From your point of view, how has the proliferation of online book reviews affected the publishing world?
I think the past 3-4 years has seen a sea change in how publishers are addressing their market. Although galleys and review copies have been sent to reviewers for quite some time, until recently the perception was that only the big-name newspapers, with their subscription lists of over 100,000, got to read/review the hottest releases before the release date. But with the decline of newspaper coverage and the corresponding rise in online blogs, many of whom have an audience in the thousands, things have changed. Before, it was hit-or-miss with the newspaper coverage, since so many various types of readers (some of whom would roll their eyes at any mention of the words "fantasy" or "science fiction") might or might not read it. But with online SF/F-devoted websites and blogs, it is much easier for publishers to focus their resources and not have as much of a "miss."
Publishers obviously have taken note of the rise in viewership in SF-related blogs such as Pat's Fantasy Hotlist. Before 2004, you just didn't see many dedicated online review sites and I believe readers were hungry for learning more about the "next big thing" and they wanted it spelled out in layman's terms with short reviews that focused more on plot summary and personal opinions than on a thematic exploration that was then the norm in professional reviews. So when certain blogs began to draw in a large, dedicated online audience, it was only natural that publishers would want for these bloggers to review their latest books. Add to that the promotional giveaways of galleys and signed books that were done in arrangement with particular bloggers and the publishers found a cheaper, more effective way to market their books to their intended audience.

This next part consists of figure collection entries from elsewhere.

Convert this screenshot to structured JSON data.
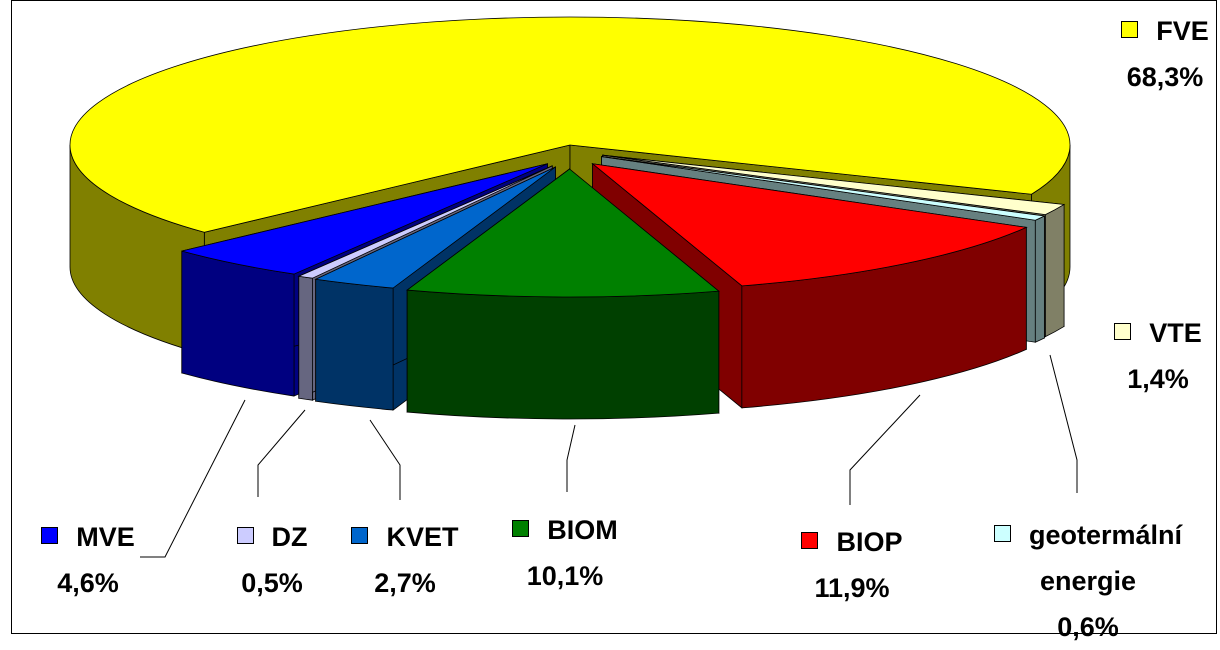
{
  "chart_data": {
    "type": "pie3d",
    "categories": [
      "FVE",
      "VTE",
      "geotermální energie",
      "BIOP",
      "BIOM",
      "KVET",
      "DZ",
      "MVE"
    ],
    "values": [
      68.3,
      1.4,
      0.6,
      11.9,
      10.1,
      2.7,
      0.5,
      4.6
    ],
    "value_labels": [
      "68,3%",
      "1,4%",
      "0,6%",
      "11,9%",
      "10,1%",
      "2,7%",
      "0,5%",
      "4,6%"
    ],
    "colors": [
      "#ffff00",
      "#ffffcc",
      "#ccffff",
      "#ff0000",
      "#008000",
      "#0066cc",
      "#ccccff",
      "#0000ff"
    ]
  }
}
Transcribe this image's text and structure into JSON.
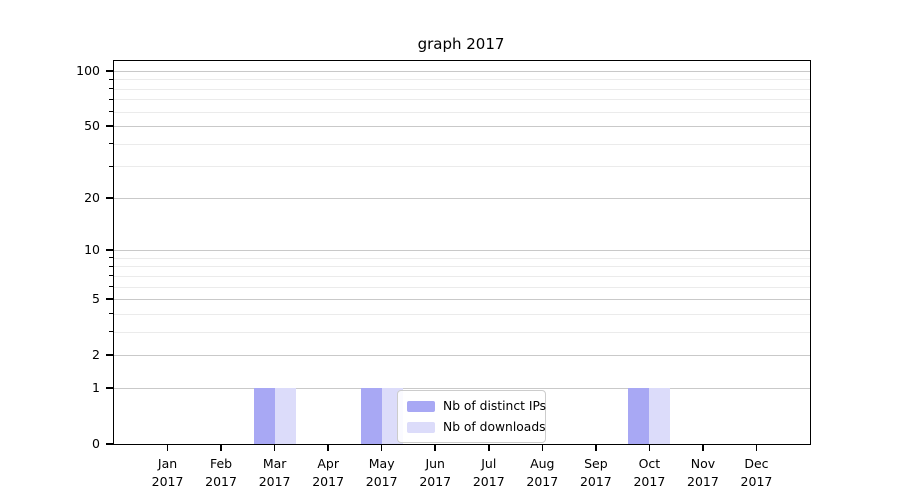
{
  "chart_data": {
    "type": "bar",
    "title": "graph 2017",
    "year_label": "2017",
    "months": [
      "Jan",
      "Feb",
      "Mar",
      "Apr",
      "May",
      "Jun",
      "Jul",
      "Aug",
      "Sep",
      "Oct",
      "Nov",
      "Dec"
    ],
    "categories": [
      "Jan 2017",
      "Feb 2017",
      "Mar 2017",
      "Apr 2017",
      "May 2017",
      "Jun 2017",
      "Jul 2017",
      "Aug 2017",
      "Sep 2017",
      "Oct 2017",
      "Nov 2017",
      "Dec 2017"
    ],
    "series": [
      {
        "name": "Nb of distinct IPs",
        "color": "#a8a8f4",
        "values": [
          0,
          0,
          1,
          0,
          1,
          0,
          0,
          0,
          0,
          1,
          0,
          0
        ]
      },
      {
        "name": "Nb of downloads",
        "color": "#dcdcfa",
        "values": [
          0,
          0,
          1,
          0,
          1,
          0,
          0,
          0,
          0,
          1,
          0,
          0
        ]
      }
    ],
    "yscale": "log1p",
    "ylim": [
      0,
      113
    ],
    "yticks": [
      0,
      1,
      2,
      5,
      10,
      20,
      50,
      100
    ],
    "minor_yticks": [
      3,
      4,
      6,
      7,
      8,
      9,
      30,
      40,
      60,
      70,
      80,
      90
    ],
    "xlabel": "",
    "ylabel": "",
    "grid": true,
    "legend_position": "lower-center",
    "colors": {
      "axis": "#000000",
      "grid_major": "#c9c9c9",
      "grid_minor": "#ebebeb",
      "background": "#ffffff",
      "legend_border": "#cccccc"
    }
  }
}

Whether or not this recent "democratization" of the reviewing process will last, however, is uncertain. I have already started to hear some rumblings about how too many people are reviewing the same book at roughly the same time, with some being accused of being little better than the infamous Harriet Klausner in the quality and depth of their reviews. I would not be surprised to see in the next five years a consolidation of sorts, similar to what happened in the computer industry in the early 1980s in regards to operating systems, in regards to which blogs/review sites receive publisher attention. It all depends on how online reviewers evolve their approach to reviewing and if they can keep a large audience while offering something "different" from the other reviewers covering the same books. If there is a glut of reviewers for a particular genre, it may mean a sort of Darwinian fight in the near future to see which blogs are best qualified to receive review copies for particular books. The next five years will be full of growing pains for the fledgling online reviewer/publisher relationship and I do not know if we can predict well what will emerge after that span.